The bill transfers part of the litigation cost burden onto providers but leaves key implementation choices unspecified, which will generate litigation about definitions and mechanics. "Litigation costs" is a capacious phrase — does it include only court filing fees and taxed costs, or broader items such as expert witness fees, private investigator costs, deposition expenses, mediation fees, and attorney disbursements? Because the text is silent, lower courts will set the standards, and outcomes could vary across parishes.
Another open question is how the 20% cap is applied: is it 20% of the total litigation costs, 20% of the provider’s own recovered amount, or 20% of the gross recovery before attorney fees and other priorities?
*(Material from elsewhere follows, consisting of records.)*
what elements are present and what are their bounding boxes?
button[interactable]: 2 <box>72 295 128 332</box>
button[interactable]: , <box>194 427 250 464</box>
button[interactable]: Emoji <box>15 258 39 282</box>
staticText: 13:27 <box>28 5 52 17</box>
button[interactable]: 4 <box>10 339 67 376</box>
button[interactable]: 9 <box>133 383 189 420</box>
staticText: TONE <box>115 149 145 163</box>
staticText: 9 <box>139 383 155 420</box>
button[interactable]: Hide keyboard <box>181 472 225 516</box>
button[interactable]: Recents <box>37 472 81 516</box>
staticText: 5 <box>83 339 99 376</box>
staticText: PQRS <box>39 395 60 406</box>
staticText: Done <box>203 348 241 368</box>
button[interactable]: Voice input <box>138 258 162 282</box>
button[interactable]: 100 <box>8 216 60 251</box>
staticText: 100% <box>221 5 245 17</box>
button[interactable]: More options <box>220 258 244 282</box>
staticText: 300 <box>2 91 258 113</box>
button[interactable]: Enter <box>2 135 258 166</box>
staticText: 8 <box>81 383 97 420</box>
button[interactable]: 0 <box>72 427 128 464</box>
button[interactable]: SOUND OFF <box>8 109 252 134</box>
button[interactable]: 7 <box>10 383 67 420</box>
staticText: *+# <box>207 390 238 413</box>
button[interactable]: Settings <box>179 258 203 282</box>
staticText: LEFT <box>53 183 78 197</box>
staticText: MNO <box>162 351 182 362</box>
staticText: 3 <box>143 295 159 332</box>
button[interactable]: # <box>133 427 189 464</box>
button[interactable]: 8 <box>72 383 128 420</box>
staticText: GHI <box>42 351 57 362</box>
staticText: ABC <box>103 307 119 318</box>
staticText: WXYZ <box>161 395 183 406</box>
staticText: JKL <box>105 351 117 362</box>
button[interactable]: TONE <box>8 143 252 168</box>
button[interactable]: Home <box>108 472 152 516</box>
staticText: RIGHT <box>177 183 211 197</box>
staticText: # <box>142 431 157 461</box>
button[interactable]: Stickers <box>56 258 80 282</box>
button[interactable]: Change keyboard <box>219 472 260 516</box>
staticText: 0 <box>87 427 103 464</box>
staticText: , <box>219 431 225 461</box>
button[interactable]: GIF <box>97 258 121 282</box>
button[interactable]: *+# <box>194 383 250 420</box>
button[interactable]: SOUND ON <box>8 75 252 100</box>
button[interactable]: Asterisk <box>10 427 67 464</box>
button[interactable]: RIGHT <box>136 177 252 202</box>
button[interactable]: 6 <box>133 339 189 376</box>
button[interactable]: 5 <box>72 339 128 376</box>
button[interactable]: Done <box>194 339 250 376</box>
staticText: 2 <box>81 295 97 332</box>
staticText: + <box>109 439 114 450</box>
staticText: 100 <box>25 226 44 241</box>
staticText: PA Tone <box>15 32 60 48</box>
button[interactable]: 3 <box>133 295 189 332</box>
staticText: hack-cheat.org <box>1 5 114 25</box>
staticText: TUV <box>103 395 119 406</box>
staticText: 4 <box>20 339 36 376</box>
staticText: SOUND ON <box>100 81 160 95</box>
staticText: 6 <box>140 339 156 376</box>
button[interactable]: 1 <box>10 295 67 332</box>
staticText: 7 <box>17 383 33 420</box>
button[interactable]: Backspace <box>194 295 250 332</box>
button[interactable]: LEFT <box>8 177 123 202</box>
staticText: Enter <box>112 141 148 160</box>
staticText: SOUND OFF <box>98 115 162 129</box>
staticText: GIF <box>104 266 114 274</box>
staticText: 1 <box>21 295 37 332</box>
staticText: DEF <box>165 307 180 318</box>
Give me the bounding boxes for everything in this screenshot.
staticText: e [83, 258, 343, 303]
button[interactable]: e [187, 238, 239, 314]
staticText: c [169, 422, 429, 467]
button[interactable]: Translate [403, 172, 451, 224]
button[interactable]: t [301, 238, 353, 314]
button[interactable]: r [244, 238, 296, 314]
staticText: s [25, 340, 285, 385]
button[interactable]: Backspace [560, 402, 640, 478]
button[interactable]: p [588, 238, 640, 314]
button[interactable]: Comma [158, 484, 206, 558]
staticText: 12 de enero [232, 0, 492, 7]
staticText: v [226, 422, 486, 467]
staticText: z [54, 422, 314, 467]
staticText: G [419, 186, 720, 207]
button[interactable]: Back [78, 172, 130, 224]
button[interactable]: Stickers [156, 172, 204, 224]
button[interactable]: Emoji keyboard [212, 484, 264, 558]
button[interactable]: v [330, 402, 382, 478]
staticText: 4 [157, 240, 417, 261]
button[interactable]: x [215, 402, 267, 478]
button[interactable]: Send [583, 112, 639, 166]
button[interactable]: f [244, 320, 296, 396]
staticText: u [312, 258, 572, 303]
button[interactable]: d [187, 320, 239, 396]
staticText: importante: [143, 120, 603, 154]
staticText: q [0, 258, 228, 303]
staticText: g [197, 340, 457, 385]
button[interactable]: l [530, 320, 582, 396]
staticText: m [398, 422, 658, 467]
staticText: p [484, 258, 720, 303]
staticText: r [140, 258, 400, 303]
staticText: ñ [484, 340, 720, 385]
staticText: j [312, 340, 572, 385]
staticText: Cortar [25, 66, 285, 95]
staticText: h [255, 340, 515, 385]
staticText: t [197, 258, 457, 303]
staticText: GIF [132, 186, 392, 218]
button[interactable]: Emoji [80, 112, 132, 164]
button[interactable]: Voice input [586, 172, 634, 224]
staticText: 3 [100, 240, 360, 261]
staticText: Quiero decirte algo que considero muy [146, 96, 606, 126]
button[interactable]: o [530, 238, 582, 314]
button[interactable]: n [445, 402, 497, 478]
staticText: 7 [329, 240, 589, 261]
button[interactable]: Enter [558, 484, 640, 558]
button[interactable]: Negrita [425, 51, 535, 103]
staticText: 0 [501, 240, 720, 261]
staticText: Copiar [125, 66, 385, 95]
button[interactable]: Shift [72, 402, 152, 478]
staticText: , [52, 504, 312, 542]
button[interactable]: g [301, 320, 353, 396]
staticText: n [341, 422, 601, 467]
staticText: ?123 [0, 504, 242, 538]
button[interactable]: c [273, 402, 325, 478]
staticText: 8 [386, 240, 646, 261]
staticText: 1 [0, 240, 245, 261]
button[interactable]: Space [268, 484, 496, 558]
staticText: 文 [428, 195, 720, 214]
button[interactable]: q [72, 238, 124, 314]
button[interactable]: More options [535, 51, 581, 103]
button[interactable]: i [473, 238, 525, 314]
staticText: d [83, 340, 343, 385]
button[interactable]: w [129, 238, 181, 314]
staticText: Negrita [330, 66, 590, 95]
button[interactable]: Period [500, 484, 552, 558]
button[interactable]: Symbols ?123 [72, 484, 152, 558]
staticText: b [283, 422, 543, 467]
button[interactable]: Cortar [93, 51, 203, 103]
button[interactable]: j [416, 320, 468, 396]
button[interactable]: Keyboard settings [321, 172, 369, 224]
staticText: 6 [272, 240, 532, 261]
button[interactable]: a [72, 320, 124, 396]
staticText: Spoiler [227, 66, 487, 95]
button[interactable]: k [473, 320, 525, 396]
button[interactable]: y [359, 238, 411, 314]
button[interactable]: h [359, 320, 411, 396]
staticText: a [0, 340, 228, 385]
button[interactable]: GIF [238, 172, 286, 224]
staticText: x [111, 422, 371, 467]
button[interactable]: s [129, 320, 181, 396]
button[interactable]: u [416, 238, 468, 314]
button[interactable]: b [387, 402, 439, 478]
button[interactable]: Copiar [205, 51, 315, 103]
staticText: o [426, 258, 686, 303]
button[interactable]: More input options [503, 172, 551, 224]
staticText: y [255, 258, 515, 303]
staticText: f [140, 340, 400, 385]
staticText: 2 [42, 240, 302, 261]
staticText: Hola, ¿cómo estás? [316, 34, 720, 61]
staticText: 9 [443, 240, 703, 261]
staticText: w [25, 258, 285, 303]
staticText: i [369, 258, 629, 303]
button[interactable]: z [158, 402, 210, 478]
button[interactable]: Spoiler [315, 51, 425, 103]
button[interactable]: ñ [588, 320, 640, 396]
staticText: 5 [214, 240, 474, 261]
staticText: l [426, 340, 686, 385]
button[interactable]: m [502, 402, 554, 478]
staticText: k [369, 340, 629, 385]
The statute’s reference to the court ordering the allocation creates judicial discretion but also invites disputes over sequencing — for example, whether a court may allocate costs to a provider after distribution if the settlement documents did not anticipate that obligation.
Those uncertainties increase transaction costs at settlement and create a risk that providers will simply refuse to assert liens for smaller claims to avoid cost exposure.
Finally, the change could interact awkwardly with federal recovery regimes (Medicare/Medicaid) and private subrogation interests, which have their own priority and recovery rules. If a provider is required to pay a portion of litigation costs, that may reduce the pool available to satisfy federal statutory liens or reimbursement obligations, raising potential compliance and repayment issues that the bill does not address.